Face
ao que está a acontecer em Kabul, com os talibã já sentados no Palácio
Presidencial e o Afeganistão nas mãos, como sempre, não faltarão por aí
generais ocidentais revoltados contra a decisão política de abandonar aquele
país, convencidos de ter para o problema afegão um solução militar. Por outro
lado, a adoptada e costumeira estratégia norte-americana da “Blitzkrieg”, que
apela a invasões inesperadas e em força, não tem levado a esperadas e estrondosas
vitórias militares ou políticas, antes pelo contrário, mas a retiradas desordenadas
e desonrosas como aconteceu no Vietname e acontece agora no Afeganistão, onde
os amigos são deixados para trás e irão aumentar o já largo número de vítimas.
A
derrota, porque é disso que se trata, não é só dos Estados Unidos, da Europa ou
dos seus aliados, mas da humanidade no seu todo e em particular dos direitos
humanos, já que a vitória dos talibã é um retrocesso e uma ferida aberta contra
a paz, a democracia, a fraternidade universal, o progresso e a igualdade de
género. Vinte anos de guerra volvidos, as meninas e as mulheres afegãs retornarão
ao seu hediondo status social, privadas dos seus mais elementares direitos, desconsideradas,
discriminadas e votadas a uma subserviência milenar que as coloca quase ao
nível de mercadoria de troca. Como é sabido todas as guerras têm uma razão
económica implícita, por norma disfarçada pela defesa dos mais nobres e
sagrados princípios ou valores, que servem para escamotear a ganância de alguém
– a guerra é um negócio – e há sempre quem ganhe com ela sem nunca ter pegado
em armas.
A
presença e a intervenção de Portugal neste conflito foi meramente residual,
acontecendo a reboque da União Europeia e da Nato com quem politicamente se
encontra alinhado, mais por conveniência do que por outro qualquer motivo.
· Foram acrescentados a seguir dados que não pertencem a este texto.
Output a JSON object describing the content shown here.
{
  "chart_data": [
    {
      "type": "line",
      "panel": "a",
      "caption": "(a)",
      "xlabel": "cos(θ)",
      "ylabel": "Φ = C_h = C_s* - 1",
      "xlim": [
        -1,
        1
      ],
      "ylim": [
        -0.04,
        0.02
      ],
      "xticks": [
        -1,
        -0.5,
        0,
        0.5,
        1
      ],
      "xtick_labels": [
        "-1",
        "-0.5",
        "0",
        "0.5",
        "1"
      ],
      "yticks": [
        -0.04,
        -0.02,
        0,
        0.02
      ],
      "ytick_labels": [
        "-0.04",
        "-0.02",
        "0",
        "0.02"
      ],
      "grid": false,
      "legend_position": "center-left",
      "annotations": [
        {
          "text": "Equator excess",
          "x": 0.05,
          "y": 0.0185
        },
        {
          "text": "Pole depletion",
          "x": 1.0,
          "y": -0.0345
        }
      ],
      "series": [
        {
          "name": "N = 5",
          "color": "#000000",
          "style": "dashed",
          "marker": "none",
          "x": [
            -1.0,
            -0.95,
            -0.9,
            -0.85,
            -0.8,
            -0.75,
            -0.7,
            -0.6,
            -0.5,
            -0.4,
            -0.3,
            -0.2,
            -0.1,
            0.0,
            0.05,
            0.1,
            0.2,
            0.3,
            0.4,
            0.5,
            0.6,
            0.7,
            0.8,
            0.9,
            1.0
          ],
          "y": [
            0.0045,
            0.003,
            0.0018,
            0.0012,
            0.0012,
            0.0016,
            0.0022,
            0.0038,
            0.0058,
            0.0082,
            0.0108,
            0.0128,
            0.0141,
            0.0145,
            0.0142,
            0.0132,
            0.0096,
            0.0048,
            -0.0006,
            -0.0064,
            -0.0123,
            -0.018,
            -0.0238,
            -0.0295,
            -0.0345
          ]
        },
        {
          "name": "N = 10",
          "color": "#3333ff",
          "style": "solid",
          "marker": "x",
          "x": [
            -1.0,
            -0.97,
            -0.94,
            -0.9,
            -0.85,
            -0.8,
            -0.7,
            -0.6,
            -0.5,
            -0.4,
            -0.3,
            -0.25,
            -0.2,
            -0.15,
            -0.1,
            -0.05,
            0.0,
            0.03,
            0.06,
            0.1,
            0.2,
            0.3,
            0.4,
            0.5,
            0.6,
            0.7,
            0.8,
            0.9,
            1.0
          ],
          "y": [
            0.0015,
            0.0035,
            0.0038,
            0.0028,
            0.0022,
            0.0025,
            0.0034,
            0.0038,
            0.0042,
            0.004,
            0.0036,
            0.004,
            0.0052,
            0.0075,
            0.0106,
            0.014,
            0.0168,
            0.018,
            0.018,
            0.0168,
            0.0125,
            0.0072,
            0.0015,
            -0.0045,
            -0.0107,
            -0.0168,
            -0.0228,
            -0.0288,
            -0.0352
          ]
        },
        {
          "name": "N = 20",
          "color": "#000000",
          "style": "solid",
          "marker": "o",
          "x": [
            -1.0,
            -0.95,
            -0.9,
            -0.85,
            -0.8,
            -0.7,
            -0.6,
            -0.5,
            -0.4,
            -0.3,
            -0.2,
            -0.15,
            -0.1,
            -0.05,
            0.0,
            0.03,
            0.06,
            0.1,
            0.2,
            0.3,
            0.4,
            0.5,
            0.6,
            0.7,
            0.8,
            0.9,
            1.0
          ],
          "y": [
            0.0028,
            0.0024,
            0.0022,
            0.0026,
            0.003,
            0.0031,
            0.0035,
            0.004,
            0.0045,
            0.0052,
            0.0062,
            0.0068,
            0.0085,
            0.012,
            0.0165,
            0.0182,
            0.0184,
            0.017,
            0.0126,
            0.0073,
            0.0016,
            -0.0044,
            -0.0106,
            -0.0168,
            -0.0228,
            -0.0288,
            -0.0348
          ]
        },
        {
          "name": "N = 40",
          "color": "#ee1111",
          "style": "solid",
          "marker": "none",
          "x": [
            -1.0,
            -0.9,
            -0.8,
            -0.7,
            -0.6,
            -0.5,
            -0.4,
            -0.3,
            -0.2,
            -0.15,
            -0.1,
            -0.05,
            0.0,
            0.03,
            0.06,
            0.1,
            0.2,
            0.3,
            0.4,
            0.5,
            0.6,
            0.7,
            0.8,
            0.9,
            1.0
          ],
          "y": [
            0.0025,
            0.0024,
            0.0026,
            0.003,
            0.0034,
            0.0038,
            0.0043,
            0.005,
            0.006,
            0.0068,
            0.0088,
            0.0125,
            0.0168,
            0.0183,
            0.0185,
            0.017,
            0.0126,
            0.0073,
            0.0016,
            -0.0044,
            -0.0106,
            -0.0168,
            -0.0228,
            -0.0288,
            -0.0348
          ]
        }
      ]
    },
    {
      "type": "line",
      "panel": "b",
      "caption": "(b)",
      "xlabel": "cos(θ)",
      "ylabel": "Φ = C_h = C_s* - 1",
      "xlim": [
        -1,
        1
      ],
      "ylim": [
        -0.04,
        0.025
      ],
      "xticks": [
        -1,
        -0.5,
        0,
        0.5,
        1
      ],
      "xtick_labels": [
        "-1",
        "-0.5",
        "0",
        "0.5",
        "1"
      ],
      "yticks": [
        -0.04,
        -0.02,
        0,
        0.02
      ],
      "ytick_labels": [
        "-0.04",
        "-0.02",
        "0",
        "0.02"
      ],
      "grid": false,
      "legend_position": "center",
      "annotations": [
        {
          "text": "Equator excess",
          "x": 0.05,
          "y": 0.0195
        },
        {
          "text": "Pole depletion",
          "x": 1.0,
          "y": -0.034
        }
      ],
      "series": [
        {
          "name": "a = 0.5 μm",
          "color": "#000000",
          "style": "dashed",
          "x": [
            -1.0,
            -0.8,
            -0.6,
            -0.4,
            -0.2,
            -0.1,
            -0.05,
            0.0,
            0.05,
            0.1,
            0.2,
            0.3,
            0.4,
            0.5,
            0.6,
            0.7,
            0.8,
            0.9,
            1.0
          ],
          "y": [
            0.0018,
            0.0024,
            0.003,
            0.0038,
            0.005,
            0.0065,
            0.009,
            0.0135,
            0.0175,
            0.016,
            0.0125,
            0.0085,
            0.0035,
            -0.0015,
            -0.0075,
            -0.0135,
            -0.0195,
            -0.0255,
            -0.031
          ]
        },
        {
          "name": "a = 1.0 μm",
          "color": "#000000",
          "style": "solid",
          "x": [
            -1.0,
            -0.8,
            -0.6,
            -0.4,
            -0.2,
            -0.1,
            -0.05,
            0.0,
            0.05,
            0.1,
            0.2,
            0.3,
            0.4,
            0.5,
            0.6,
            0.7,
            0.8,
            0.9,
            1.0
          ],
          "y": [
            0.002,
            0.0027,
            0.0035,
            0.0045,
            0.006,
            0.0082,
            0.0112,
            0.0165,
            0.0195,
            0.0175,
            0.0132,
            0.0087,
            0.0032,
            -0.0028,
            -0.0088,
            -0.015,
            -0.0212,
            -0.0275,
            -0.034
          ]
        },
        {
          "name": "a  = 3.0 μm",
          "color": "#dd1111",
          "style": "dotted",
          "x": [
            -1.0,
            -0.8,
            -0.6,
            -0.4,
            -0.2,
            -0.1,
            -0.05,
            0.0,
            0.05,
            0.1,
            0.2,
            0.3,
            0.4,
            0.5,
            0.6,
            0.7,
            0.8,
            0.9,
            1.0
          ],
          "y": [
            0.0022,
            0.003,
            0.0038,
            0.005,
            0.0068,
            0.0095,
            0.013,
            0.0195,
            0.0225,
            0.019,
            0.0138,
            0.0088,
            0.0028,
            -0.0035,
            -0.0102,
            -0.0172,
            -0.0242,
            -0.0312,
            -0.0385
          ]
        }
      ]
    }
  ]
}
Como
é nossa tradição, outra coisa não temos para oferecer, dispomo-nos mais uma vez
e receber uns tantos refugiados, certos de que “quem dá o que tem, a mais não é
obrigado!” Com os Estados Unidos e a Europa de partida, a Rússia e a China
mostram-se extremamente diligentes com os novos senhores do Afeganistão,
estendendo-lhes os mais variados serviços e apoios, movidos não só por motivos
político-estratégicos que não são de desconsiderar, mas também pela riqueza
mineral do país e da lucrativa papoila que nele cresce e da qual se extrai a
heroína.
Terão chineses e russos, que agora se colocam abertamente ao lado dos talibã, saído vitoriosos desta guerra? Se se mantiveram alinhados com os senhores da guerra afegãos é possível, caso contrário serão os próximos a ser derrotados, porque nem a loucura russa nem a histórica paciência dos chineses irão conseguir vencer a resiliência afegã e os russos sabem-no bem. A solução para o problema afegão, já conhecida desde o Séc. XIX, foi sempre a mesma, apesar de ter sido desprezada mais uma vez - a diplomática – o que faz de António Guterres, Secretário-geral das Nações Unidas, uma das peças mais importantes neste xadrez político.